Schmitz was among several industry panelists who predicted how the chip world might look in 2009, a time span that will bring at least two new technology nodes, new dielectric materials, and rapidly developing exposure techniques such as 193 nm immersion and EUV. Other speakers and their prognoses included:
- Paul van Attekum, senior vice president of marketing and technology for ASML, predicted another industry downturn in 2007, plus a shrinking of lithography equipment companies to only two (“one in the Netherlands”), and jokingly forecast a brand-new litho approach: “immersion EUV.”
- Mary Puma, CEO of Axcelis Technologies, said the Asia/Pacific market will dominate the world in the manufacturing and consumption of electronics, and that “designing (chips) for price will become the mantra for successful semiconductor companies.”

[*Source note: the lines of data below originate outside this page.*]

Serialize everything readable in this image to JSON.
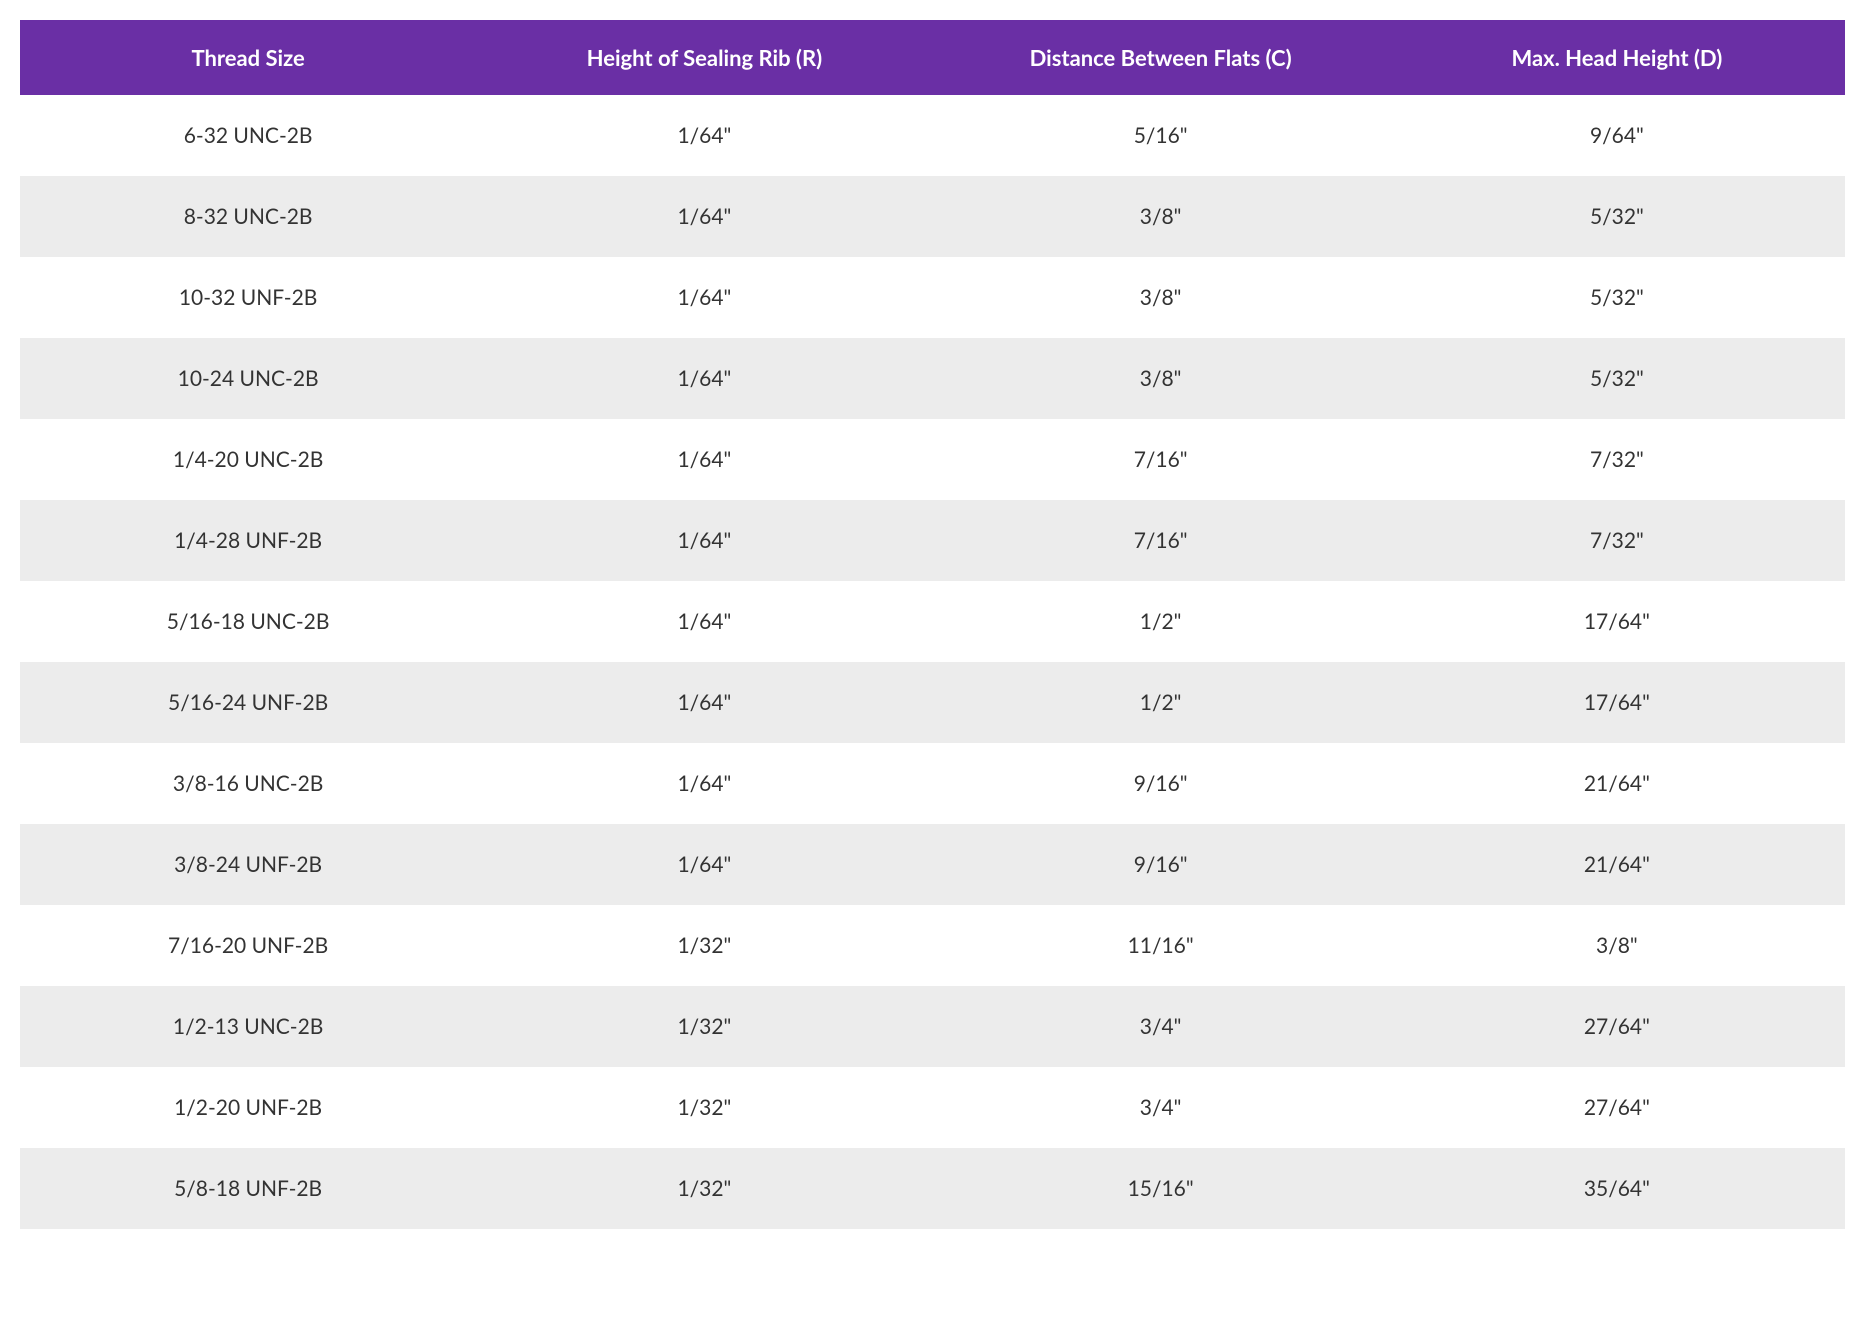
{
  "table": {
    "type": "table",
    "header_bg_color": "#6a2fa5",
    "header_text_color": "#ffffff",
    "row_odd_bg": "#ffffff",
    "row_even_bg": "#ececec",
    "cell_text_color": "#333333",
    "header_fontsize": 22,
    "cell_fontsize": 21,
    "columns": [
      "Thread Size",
      "Height of Sealing Rib (R)",
      "Distance Between Flats (C)",
      "Max. Head Height (D)"
    ],
    "rows": [
      [
        "6-32 UNC-2B",
        "1/64\"",
        "5/16\"",
        "9/64\""
      ],
      [
        "8-32 UNC-2B",
        "1/64\"",
        "3/8\"",
        "5/32\""
      ],
      [
        "10-32 UNF-2B",
        "1/64\"",
        "3/8\"",
        "5/32\""
      ],
      [
        "10-24 UNC-2B",
        "1/64\"",
        "3/8\"",
        "5/32\""
      ],
      [
        "1/4-20 UNC-2B",
        "1/64\"",
        "7/16\"",
        "7/32\""
      ],
      [
        "1/4-28 UNF-2B",
        "1/64\"",
        "7/16\"",
        "7/32\""
      ],
      [
        "5/16-18 UNC-2B",
        "1/64\"",
        "1/2\"",
        "17/64\""
      ],
      [
        "5/16-24 UNF-2B",
        "1/64\"",
        "1/2\"",
        "17/64\""
      ],
      [
        "3/8-16 UNC-2B",
        "1/64\"",
        "9/16\"",
        "21/64\""
      ],
      [
        "3/8-24 UNF-2B",
        "1/64\"",
        "9/16\"",
        "21/64\""
      ],
      [
        "7/16-20 UNF-2B",
        "1/32\"",
        "11/16\"",
        "3/8\""
      ],
      [
        "1/2-13 UNC-2B",
        "1/32\"",
        "3/4\"",
        "27/64\""
      ],
      [
        "1/2-20 UNF-2B",
        "1/32\"",
        "3/4\"",
        "27/64\""
      ],
      [
        "5/8-18 UNF-2B",
        "1/32\"",
        "15/16\"",
        "35/64\""
      ]
    ]
  }
}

- Peter Podesser, CEO of the EV group, forecast the ascendancy of new materials such as strained silicon-on-insulator (SSOI) and silicon-germanium, and new architectures like 3-D interconnect. “SEMATECH’s awareness of 3-D makes us confident that this will be a fully enabled strategy,” he said.
- Dave Hemker, vice president of new product development for Lam Research, envisioned low-k materials at the long-sought dielectric constant of 2.4 by 2009, along with “hybrid stacks” containing different constants at various levels and flexible etch equipment capable of handling both organic and inorganic materials.
- Devon Kinkead, president and CEO of Extraction Systems, noted a trend among large IC manufacturers in making some of their key capital equipment investments “counter-cyclically,” in down markets, and so getting more for their money.
- Jerry Cutini, president and CEO of Aviza Technology, said he could foresee China’s IC consumption exceeding that of all other geographic markets, leading global equipment and materials companies to put more resources and operations into China.
- Sven Lofquist, president and CEO of Micronic Laser Systems, said that the key to equipment suppliers’ success in any market – established or emerging – is to listen to and understand the needs of local customers. Past ways of doing business won’t necessarily translate as companies begin doing business in new regions he noted.
Predictive presentations were followed by audience questions that included a query on why the semiconductor sector has not become automated as thoroughly as other industries. SEMATECH’s Schmitz replied that chip processes generate immense amounts of data that must be extracted and interpreted by complex algorithms and programming.
“This is not a simple task … it is extremely complex, but we are making progress,” he said.